In last week’s consultation paper on restricting pensions tax relief, the Treasury suggested cutting the lifetime allowance from £1.8m to £1.5m.
It says the revenue raised by the move could allow it to index the annual allowance in future.
But according to Towers Watson, the impact on high earners in defined benefit schemes could be magnified because the Government will also look to increase the factor used to calculate benefits from 10 to between 15 and 20.
The firm says the maximum pension that can be built up in a tax-advantaged final salary scheme could be cut from £90,000 to £60,000 a year.
Senior consultant Mick Calvert says: “That would be the result if the Government decided that each pound of annual income was worth £25 instead of £20 at the same time as shaving £300,000 off the lifetime allowance.
“By freezing the annual allowance, the Government will increase tax revenues by dragging more people into the net.

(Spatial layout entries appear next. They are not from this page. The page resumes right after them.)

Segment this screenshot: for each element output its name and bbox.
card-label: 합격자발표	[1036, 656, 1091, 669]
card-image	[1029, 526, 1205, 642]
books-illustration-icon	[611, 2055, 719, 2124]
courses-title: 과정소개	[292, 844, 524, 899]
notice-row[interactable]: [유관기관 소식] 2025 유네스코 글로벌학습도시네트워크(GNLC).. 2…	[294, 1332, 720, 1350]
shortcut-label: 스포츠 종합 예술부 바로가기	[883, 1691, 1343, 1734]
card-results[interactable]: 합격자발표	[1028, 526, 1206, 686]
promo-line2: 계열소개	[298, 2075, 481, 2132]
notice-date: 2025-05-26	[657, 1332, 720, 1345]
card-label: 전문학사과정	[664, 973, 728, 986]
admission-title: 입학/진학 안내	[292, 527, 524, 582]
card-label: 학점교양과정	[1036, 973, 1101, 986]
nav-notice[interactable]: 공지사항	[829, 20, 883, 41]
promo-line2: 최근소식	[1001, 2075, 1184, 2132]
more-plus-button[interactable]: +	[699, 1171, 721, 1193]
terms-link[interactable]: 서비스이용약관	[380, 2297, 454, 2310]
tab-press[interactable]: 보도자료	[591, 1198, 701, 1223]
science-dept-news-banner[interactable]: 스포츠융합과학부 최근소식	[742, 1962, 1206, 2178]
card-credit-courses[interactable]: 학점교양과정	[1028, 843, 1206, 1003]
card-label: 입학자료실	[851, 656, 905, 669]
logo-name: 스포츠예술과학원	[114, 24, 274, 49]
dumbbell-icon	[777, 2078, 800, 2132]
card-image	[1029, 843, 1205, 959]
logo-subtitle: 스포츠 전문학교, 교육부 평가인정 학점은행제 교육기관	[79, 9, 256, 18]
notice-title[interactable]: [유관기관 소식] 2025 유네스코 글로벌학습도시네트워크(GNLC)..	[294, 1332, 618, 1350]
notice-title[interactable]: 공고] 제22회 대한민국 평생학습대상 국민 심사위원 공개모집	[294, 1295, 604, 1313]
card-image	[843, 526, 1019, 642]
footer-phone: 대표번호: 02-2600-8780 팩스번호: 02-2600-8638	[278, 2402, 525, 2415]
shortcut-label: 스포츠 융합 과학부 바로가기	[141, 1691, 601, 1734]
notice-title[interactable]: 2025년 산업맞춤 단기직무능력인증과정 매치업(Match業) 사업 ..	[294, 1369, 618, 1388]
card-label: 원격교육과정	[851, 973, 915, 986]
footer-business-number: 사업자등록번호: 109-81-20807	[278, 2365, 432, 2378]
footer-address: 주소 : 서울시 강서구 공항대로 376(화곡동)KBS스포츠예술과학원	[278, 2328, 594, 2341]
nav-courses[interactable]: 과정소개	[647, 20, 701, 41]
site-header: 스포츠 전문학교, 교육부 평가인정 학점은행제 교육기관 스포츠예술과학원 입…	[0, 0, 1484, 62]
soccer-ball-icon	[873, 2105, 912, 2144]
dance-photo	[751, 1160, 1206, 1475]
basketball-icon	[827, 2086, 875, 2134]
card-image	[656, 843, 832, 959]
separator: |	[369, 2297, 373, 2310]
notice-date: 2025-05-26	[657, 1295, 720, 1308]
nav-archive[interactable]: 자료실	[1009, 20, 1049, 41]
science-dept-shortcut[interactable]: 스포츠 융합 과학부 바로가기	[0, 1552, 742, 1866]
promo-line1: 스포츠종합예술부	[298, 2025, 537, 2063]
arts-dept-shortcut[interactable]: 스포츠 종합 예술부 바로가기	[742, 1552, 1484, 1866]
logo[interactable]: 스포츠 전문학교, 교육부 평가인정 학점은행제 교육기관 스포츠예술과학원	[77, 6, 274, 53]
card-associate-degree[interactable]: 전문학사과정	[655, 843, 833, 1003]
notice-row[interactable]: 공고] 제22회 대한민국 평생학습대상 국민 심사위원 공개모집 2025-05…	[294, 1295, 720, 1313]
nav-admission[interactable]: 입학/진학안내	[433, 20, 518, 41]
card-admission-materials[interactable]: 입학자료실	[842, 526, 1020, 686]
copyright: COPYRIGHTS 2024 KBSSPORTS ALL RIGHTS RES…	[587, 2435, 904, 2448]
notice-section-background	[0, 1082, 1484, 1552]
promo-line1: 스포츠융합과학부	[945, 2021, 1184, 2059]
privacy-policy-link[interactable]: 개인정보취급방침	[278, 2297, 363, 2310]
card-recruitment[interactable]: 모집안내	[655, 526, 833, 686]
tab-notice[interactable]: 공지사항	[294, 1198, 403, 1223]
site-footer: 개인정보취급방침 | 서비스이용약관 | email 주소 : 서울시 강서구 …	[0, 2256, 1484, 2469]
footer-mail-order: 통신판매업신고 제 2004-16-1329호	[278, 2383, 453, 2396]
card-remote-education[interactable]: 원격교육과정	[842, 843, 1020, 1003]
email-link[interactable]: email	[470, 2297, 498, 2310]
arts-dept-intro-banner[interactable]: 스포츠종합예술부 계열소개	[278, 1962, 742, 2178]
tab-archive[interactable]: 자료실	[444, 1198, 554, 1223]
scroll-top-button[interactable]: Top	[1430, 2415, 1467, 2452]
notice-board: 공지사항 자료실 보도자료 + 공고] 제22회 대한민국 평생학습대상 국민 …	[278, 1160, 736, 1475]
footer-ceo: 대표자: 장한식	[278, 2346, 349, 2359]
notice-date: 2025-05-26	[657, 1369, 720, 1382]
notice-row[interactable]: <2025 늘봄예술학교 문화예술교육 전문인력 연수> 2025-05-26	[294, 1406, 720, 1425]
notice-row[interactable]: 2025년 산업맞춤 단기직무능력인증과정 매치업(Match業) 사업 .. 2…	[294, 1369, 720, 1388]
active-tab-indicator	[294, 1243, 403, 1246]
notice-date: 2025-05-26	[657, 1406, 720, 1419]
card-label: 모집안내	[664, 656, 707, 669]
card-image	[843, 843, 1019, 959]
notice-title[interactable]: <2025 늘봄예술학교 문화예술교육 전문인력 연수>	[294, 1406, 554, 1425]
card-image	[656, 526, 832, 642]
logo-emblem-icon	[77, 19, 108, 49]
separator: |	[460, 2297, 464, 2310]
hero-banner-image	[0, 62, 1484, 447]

“The deal ministers seem to be offering could be good news for high earners whose pension saving is largely ahead of them as the new annual limits will make it difficult for them to build a £1.8m pot in any case. It is bad news for high earners who have around £1.5m saved already and who had hoped to save more.”
The firm adds that “transitional protection”, which is supposed to avoid taxing the money people have already saved in pensions, will be a potential minefield if the lifetime allowance is reduced.